Stars, bars, and open arms

Flags + Guns Dept.
By RICK WORMWOOD  |  April 28, 2010

TJI043010_gun_main 

The first thing I noticed when pulling into the Preble Street parking lot on Back Cove for last Sunday’s open-carry firearm event, which had been organized to encourage Mainers to legally wear their guns in public, was the Confederate flag. Until that moment, as a Second Amendment supporter, I had wanted to wear a handgun that day. But when I saw the banner of Dixie, I was glad I hadn’t. I don’t associate with any group employing that flag, unless I’m having my picture taken with the General Lee, from The Dukes of Hazzard, at the Bonny Eagle car show. It was just one part of the scene, but on Sunday, the rebel flag was flying behind the cab of a big pick-up truck that was impossible to miss, conspicuously parked near the protest zone; fluttering beside it in the Back Bay breeze was the US Marine Corps standard. Both banners were positioned above two US flags. The truck was a piece of automotive agitprop protest art, and not just because of the flags and 12 right-wing bumper stickers. The truck bed had also been removed, and a huge white sign sat behind the cab said, in big letters:

OBAMA’S CHANGE EQUALS

MORE MORE MORE

LOST JOBS TAXES DEBT

GOVERNMENT DECEIT LIES

SOCIALISM COMMUNISM

WASTEFUL SPENDING

LOST REFORM WELFARE CORRUPTION REGULATION

LIVE FREE OR DIE FIGHT FOR FREEDOM

FIRE PELOSI! IMPEACH OBAMA!

Not everyone agreed. Richard Gelwick, who lives in Harpswell and teaches at the Bangor Theological Seminary branch here in Portland, thought it was important to oppose the open-carry demonstration. “I believe very much in civil relationships towards people, and to encourage other people to carry openly all the time seems to me to encourage the liability of someone not being cool, not thinking rationally, leading to the accidents that can happen. That’s fairly simple,” Gelwick said. “I hope that we have not come to the point in our society where we cannot trust anyone around us, and we feel like we have to carry a gun anyplace we go.”
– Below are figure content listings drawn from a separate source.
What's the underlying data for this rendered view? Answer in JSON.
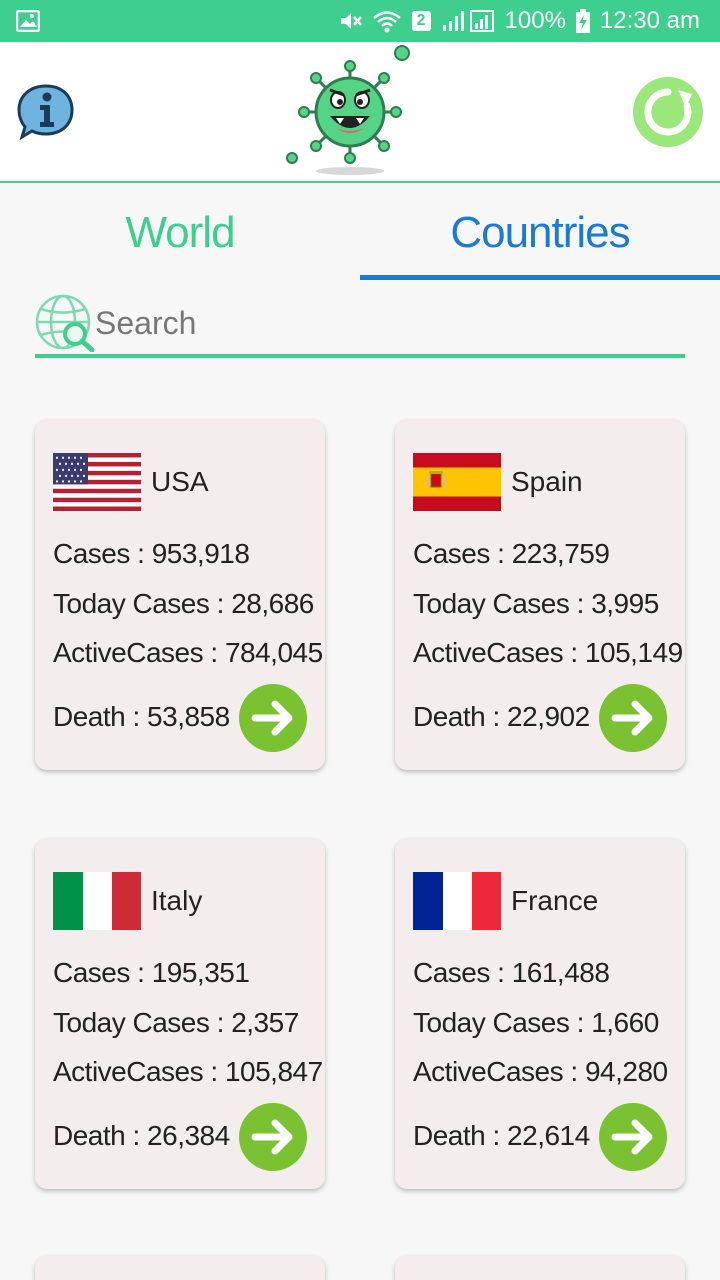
{
  "status_bar": {
    "sim_badge": "2",
    "battery": "100%",
    "time": "12:30 am"
  },
  "tabs": [
    {
      "label": "World",
      "active": false
    },
    {
      "label": "Countries",
      "active": true
    }
  ],
  "search": {
    "placeholder": "Search",
    "value": ""
  },
  "colors": {
    "accent_green": "#3ecf8e",
    "active_tab_blue": "#1a7bd6",
    "action_green": "#7ac231",
    "card_bg": "#f4eded"
  },
  "icons": [
    "photo-icon",
    "mute-icon",
    "wifi-icon",
    "signal-icon",
    "battery-icon",
    "info-icon",
    "virus-logo",
    "refresh-icon",
    "globe-search-icon",
    "arrow-right-icon"
  ],
  "countries": [
    {
      "name": "USA",
      "cases": "Cases : 953,918",
      "today": "Today Cases : 28,686",
      "active": "ActiveCases : 784,045",
      "death": "Death : 53,858"
    },
    {
      "name": "Spain",
      "cases": "Cases : 223,759",
      "today": "Today Cases : 3,995",
      "active": "ActiveCases : 105,149",
      "death": "Death : 22,902"
    },
    {
      "name": "Italy",
      "cases": "Cases : 195,351",
      "today": "Today Cases : 2,357",
      "active": "ActiveCases : 105,847",
      "death": "Death : 26,384"
    },
    {
      "name": "France",
      "cases": "Cases : 161,488",
      "today": "Today Cases : 1,660",
      "active": "ActiveCases : 94,280",
      "death": "Death : 22,614"
    }
  ]
}
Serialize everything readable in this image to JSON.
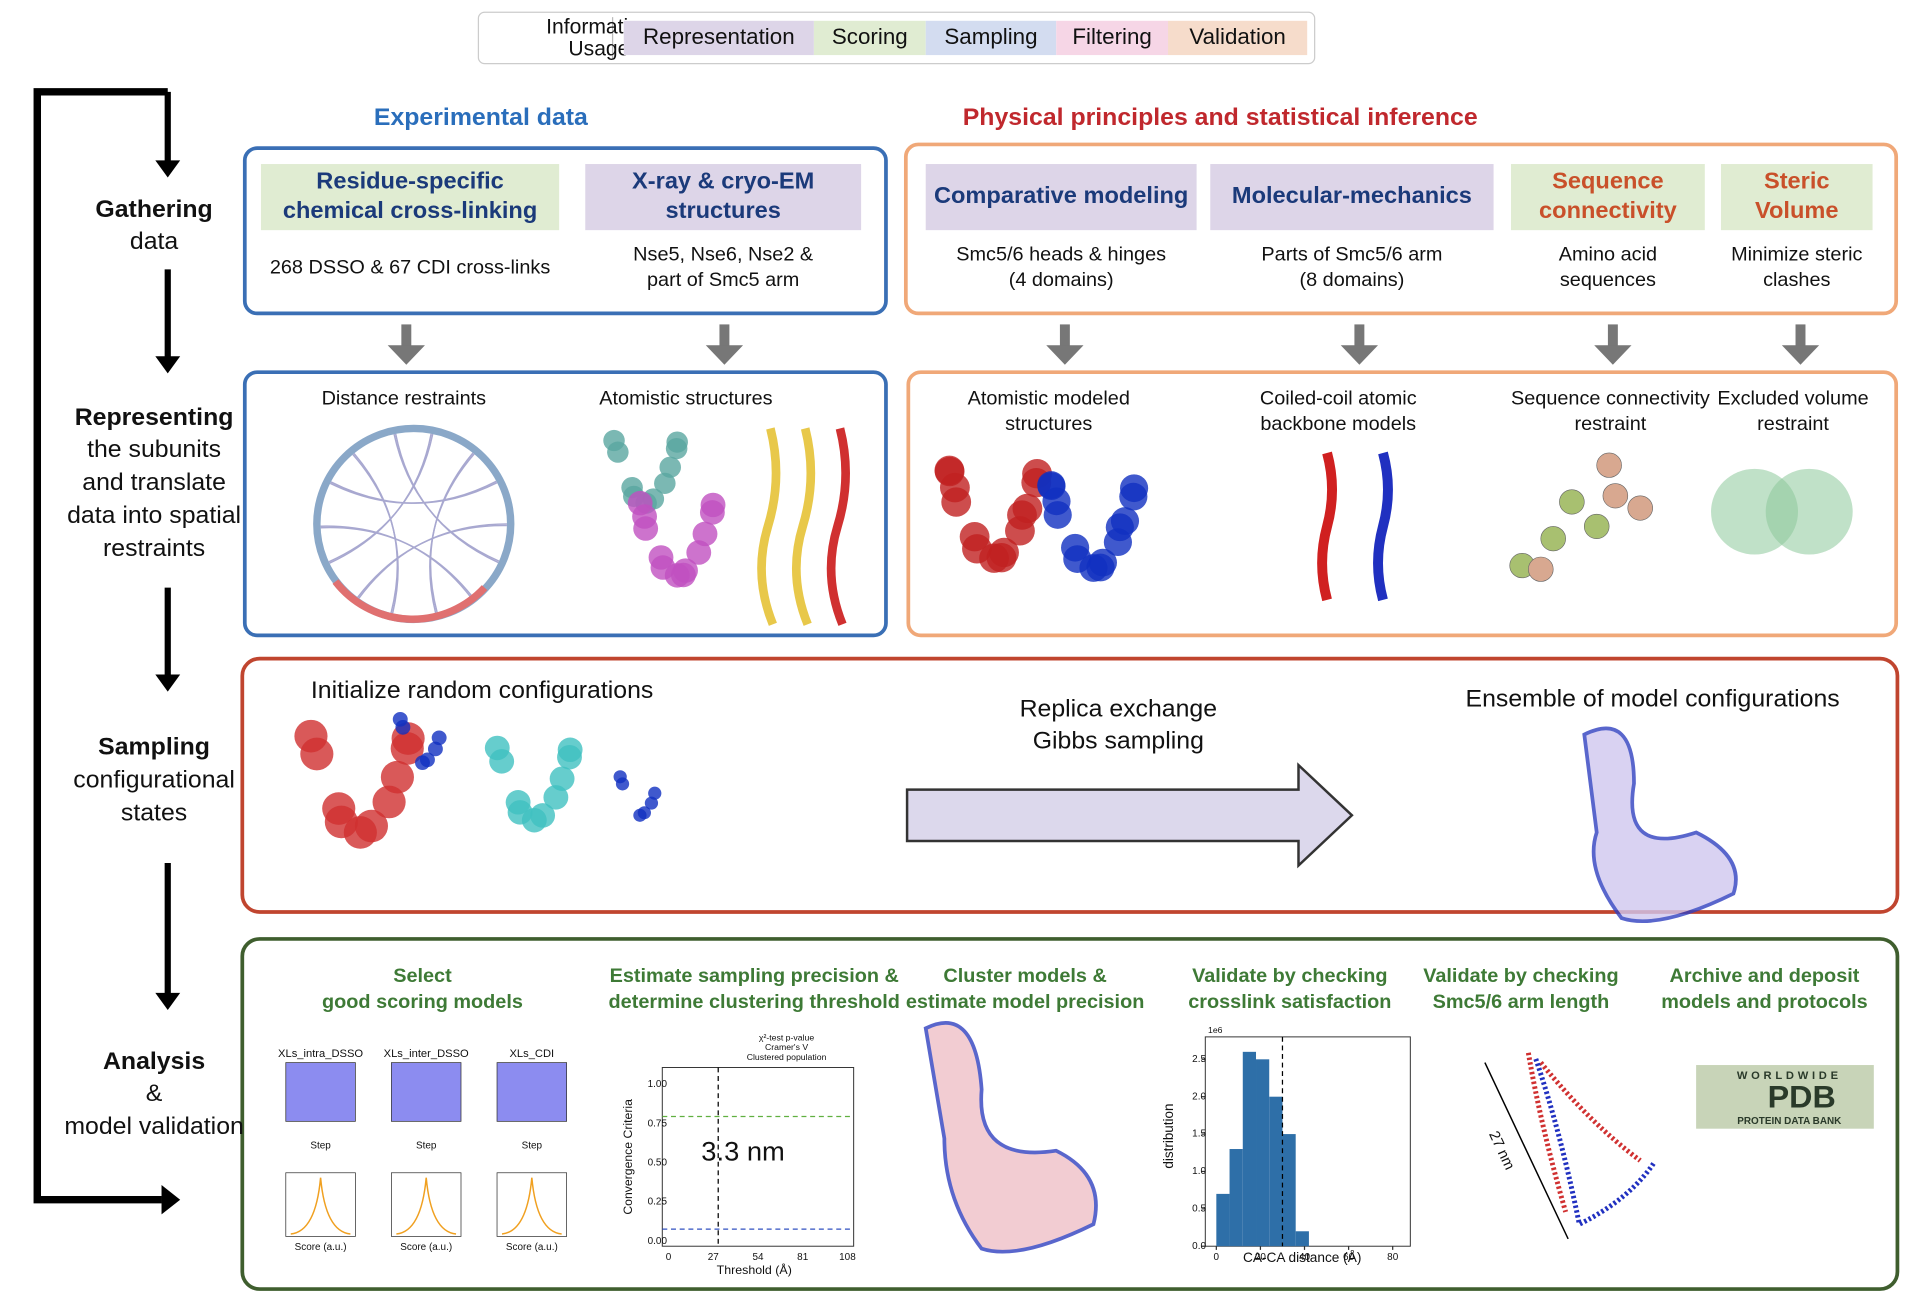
{
  "legend": {
    "title": [
      "Information",
      "Usage"
    ],
    "items": [
      "Representation",
      "Scoring",
      "Sampling",
      "Filtering",
      "Validation"
    ]
  },
  "stages": [
    [
      "Gathering",
      "data"
    ],
    [
      "Representing",
      "the subunits",
      "and translate",
      "data into spatial",
      "restraints"
    ],
    [
      "Sampling",
      "configurational",
      "states"
    ],
    [
      "Analysis",
      "&",
      "model validation"
    ]
  ],
  "groups": {
    "experimental": "Experimental data",
    "physical": "Physical principles and statistical inference"
  },
  "gathering": [
    {
      "title": [
        "Residue-specific",
        "chemical cross-linking"
      ],
      "text": [
        "268 DSSO & 67 CDI cross-links"
      ]
    },
    {
      "title": [
        "X-ray & cryo-EM",
        "structures"
      ],
      "text": [
        "Nse5, Nse6, Nse2 &",
        "part of Smc5 arm"
      ]
    },
    {
      "title": [
        "Comparative modeling"
      ],
      "text": [
        "Smc5/6  heads & hinges",
        "(4 domains)"
      ]
    },
    {
      "title": [
        "Molecular-mechanics"
      ],
      "text": [
        "Parts of Smc5/6 arm",
        "(8 domains)"
      ]
    },
    {
      "title": [
        "Sequence",
        "connectivity"
      ],
      "text": [
        "Amino acid",
        "sequences"
      ]
    },
    {
      "title": [
        "Steric",
        "Volume"
      ],
      "text": [
        "Minimize steric",
        "clashes"
      ]
    }
  ],
  "representing": [
    [
      "Distance restraints"
    ],
    [
      "Atomistic structures"
    ],
    [
      "Atomistic modeled",
      "structures"
    ],
    [
      "Coiled-coil atomic",
      "backbone models"
    ],
    [
      "Sequence connectivity",
      "restraint"
    ],
    [
      "Excluded volume",
      "restraint"
    ]
  ],
  "sampling": {
    "start": "Initialize random configurations",
    "method": [
      "Replica exchange",
      "Gibbs sampling"
    ],
    "end": "Ensemble of model configurations"
  },
  "analysis": [
    [
      "Select",
      "good scoring models"
    ],
    [
      "Estimate sampling precision &",
      "determine clustering threshold"
    ],
    [
      "Cluster models &",
      "estimate model precision"
    ],
    [
      "Validate by checking",
      "crosslink satisfaction"
    ],
    [
      "Validate by checking",
      "Smc5/6 arm length"
    ],
    [
      "Archive and deposit",
      "models and protocols"
    ]
  ],
  "plots": {
    "score": {
      "titles": [
        "XLs_intra_DSSO",
        "XLs_inter_DSSO",
        "XLs_CDI"
      ],
      "xlabel_top": "Step",
      "xlabel_bottom": "Score (a.u.)"
    },
    "convergence": {
      "legend": [
        "χ²-test p-value",
        "Cramer's V",
        "Clustered population"
      ],
      "ylabel": "Convergence Criteria",
      "xlabel": "Threshold (Å)",
      "xticks": [
        "0",
        "27",
        "54",
        "81",
        "108"
      ],
      "yticks": [
        "0.00",
        "0.25",
        "0.50",
        "0.75",
        "1.00"
      ],
      "annotation": "3.3 nm"
    },
    "histogram": {
      "ylabel": "distribution",
      "xlabel": "CA-CA distance (Å)",
      "scale": "1e6",
      "xlim": [
        -5,
        88
      ],
      "ylim": [
        0,
        2.8
      ],
      "xticks": [
        0,
        20,
        40,
        60,
        80
      ],
      "yticks": [
        {
          "value": 0,
          "label": "0.0"
        },
        {
          "value": 0.5,
          "label": "0.5"
        },
        {
          "value": 1,
          "label": "1.0"
        },
        {
          "value": 1.5,
          "label": "1.5"
        },
        {
          "value": 2,
          "label": "2.0"
        },
        {
          "value": 2.5,
          "label": "2.5"
        }
      ],
      "bins": [
        0,
        6,
        12,
        18,
        24,
        30,
        36,
        42
      ],
      "values": [
        0.7,
        1.3,
        2.6,
        2.5,
        2.0,
        1.5,
        0.2
      ],
      "threshold": 30,
      "color": "#2e6fa8"
    },
    "arm": {
      "annotation": "27 nm"
    },
    "pdb": {
      "top": "WORLDWIDE",
      "main": "PDB",
      "bottom": "PROTEIN DATA BANK"
    }
  }
}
Even then, before the event started, it was obvious that the armed would vastly outnumber those protesting their presence. White men, white bikers wearing guns, and other armed white people walking their dogs kept streaming in, but counter-protesters were harder to spot. Gelwick, preferring a hopeful spin on the turnout factor, said “That may mean that (those opposing open-carry) have confidence that this demonstration won’t go very far, or don’t think it will have much influence; it will just be an expression of people who have the point of view that they think everyone should be carrying arms.”

Only a few yards away, an armed man who would only identify himself as Richard from Standish, a heavyset veteran with a scraggly beard and a nine-millimeter on his hip, explained how the purpose of Sunday’s event was exercising rights and self-defense. He said, “It’s important for people to defend themselves when there are so many people out there willing to take away your freedom and make you a victim. And this is a deterrent. I believe in peace and superior firepower, a principle I learned in Vietnam.” He then discoursed on how liberals had agitated for gun control ever since JFK was assassinated, but the controls that liberals are willing to give the government are, to Richard, a callous and unacceptable forfeiture of the freedoms that he deems precious. He considered liberals “handwringers, and they’re worrying about this and worried about that, and you know, you’re giving away (freedom). You’re making yourself victims. You’re allowing yourself to become a victim. But they don’t see it that way. They think it’s going to be the old Wild West. But I don’t see anyone here drawing on each other.”